Efficient parameter identification of electrochemical models is crucial for accurate monitoring and control of lithium-ion cells. This process becomes challenging when applied to complex models that rely on a considerable number of interdependent parameters that affect the output response. Gradient-based and metaheuristic optimization techniques, although previously employed for this task, are limited by their lack of robustness, high computational costs, and susceptibility to local minima. In this study, Bayesian Optimization is used for tuning the dynamic parameters of an electrochemical equivalent circuit battery model (E-ECM) for a nickel-manganese-cobalt (NMC)-graphite cell. The performance of the Bayesian Optimization is compared with baseline methods based on gradient-based and metaheuristic approaches. The robustness of the parameter optimization method is tested by performing verification using an experimental drive cycle. The results indicate that Bayesian Optimization outperforms Gradient Descent and PSO optimization techniques, achieving reductions on average testing loss by 28.8% and 5.8%, respectively. Moreover, Bayesian optimization significantly reduces the variance in testing loss by 95.8% and 72.7%, respectively.

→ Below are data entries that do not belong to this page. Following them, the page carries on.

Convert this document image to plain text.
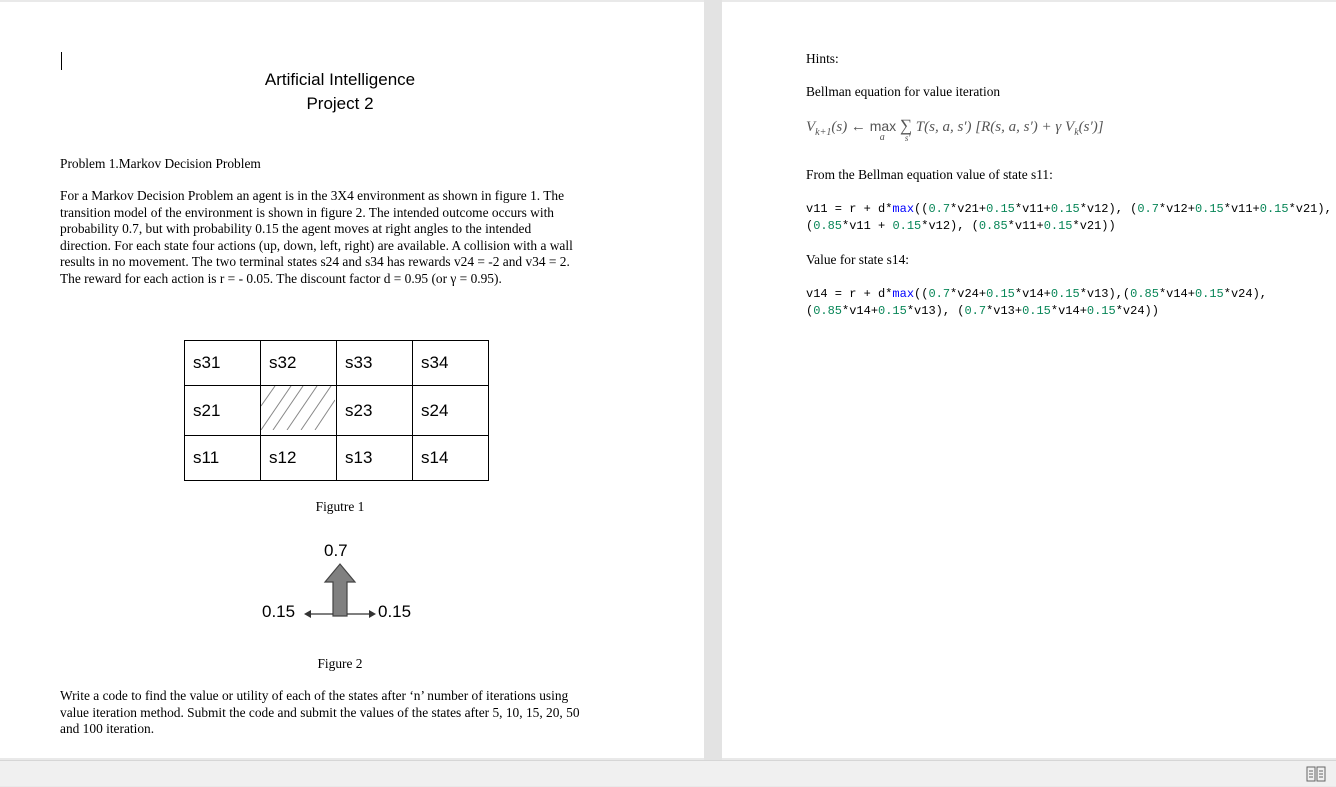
Artificial Intelligence
Project 2
Problem 1.Markov Decision Problem
For a Markov Decision Problem an agent is in the 3X4 environment as shown in figure 1. The
transition model of the environment is shown in figure 2. The intended outcome occurs with
probability 0.7, but with probability 0.15 the agent moves at right angles to the intended
direction. For each state four actions (up, down, left, right) are available. A collision with a wall
results in no movement. The two terminal states s24 and s34 has rewards v24 = -2 and v34 = 2.
The reward for each action is r = - 0.05. The discount factor d = 0.95 (or γ = 0.95).
s31	s32	s33	s34
s21		s23	s24
s11	s12	s13	s14
Figutre 1
0.7
0.15	0.15
Figure 2
Write a code to find the value or utility of each of the states after ‘n’ number of iterations using
value iteration method. Submit the code and submit the values of the states after 5, 10, 15, 20, 50
and 100 iteration.
Hints:
Bellman equation for value iteration
$V_{k+1}(s)$ ← max
a
∑
s′
T(s, a, s′) [R(s, a, s′) + γ $V_k(s')$]
From the Bellman equation value of state s11:
v11 = r + d*max((0.7*v21+0.15*v11+0.15*v12), (0.7*v12+0.15*v11+0.15*v21),
(0.85*v11 + 0.15*v12), (0.85*v11+0.15*v21))
Value for state s14:
v14 = r + d*max((0.7*v24+0.15*v14+0.15*v13),(0.85*v14+0.15*v24),
(0.85*v14+0.15*v13), (0.7*v13+0.15*v14+0.15*v24))
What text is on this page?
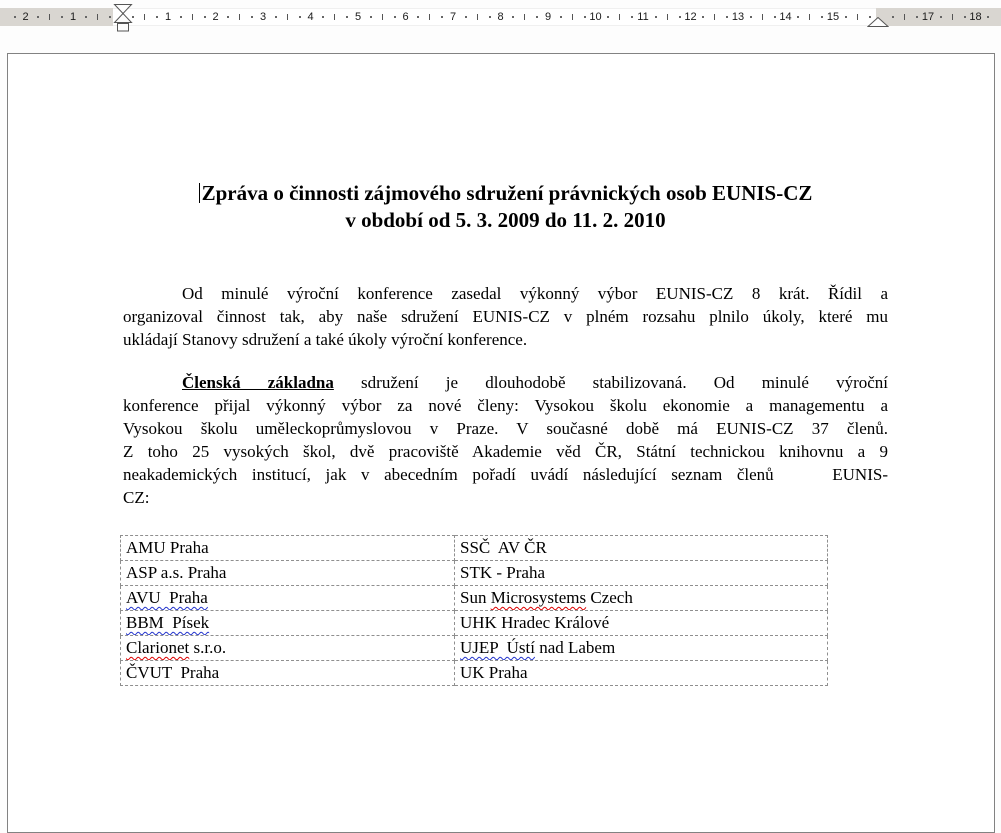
2	1	1	2	3	4	5	6	7	8	9	10	11	12	13	14	15	17	18
Zpráva o činnosti zájmového sdružení právnických osob EUNIS-CZ
v období od 5. 3. 2009 do 11. 2. 2010
Od minulé výroční konference zasedal výkonný výbor EUNIS-CZ 8 krát. Řídil a
organizoval činnost tak, aby naše sdružení EUNIS-CZ v plném rozsahu plnilo úkoly, které mu
ukládají Stanovy sdružení a také úkoly výroční konference.
Členská základna sdružení je dlouhodobě stabilizovaná. Od minulé výroční
konference přijal výkonný výbor za nové členy: Vysokou školu ekonomie a managementu a
Vysokou školu uměleckoprůmyslovou v Praze. V současné době má EUNIS-CZ 37 členů.
Z toho 25 vysokých škol, dvě pracoviště Akademie věd ČR, Státní technickou knihovnu a 9
neakademických institucí, jak v abecedním pořadí uvádí následující seznam členů    EUNIS-
CZ:
AMU Praha	SSČ  AV ČR
ASP a.s. Praha	STK - Praha
AVU  Praha	Sun Microsystems Czech
BBM  Písek	UHK Hradec Králové
Clarionet s.r.o.	UJEP  Ústí nad Labem
ČVUT  Praha	UK Praha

翻译：电化学模型的高效参数辨识对于锂离子电池的精确监控与控制至关重要。当应用于依赖大量相互关联参数且这些参数影响输出响应的复杂模型时，该过程面临挑战。尽管梯度优化与元启发式优化技术此前被用于此任务，但其受限于鲁棒性不足、计算成本高昂且易陷入局部最优解。本研究采用贝叶斯优化对镍锰钴（NMC）-石墨电池的电化学等效电路模型（E-ECM）动态参数进行调优。将贝叶斯优化的性能与基于梯度和元启发式方法的基准方法进行对比。通过实验驱动循环验证参数优化方法的鲁棒性。结果表明，贝叶斯优化优于梯度下降与粒子群优化算法，平均测试损失分别降低28.8%和5.8%，同时测试损失方差分别显著降低95.8%和72.7%。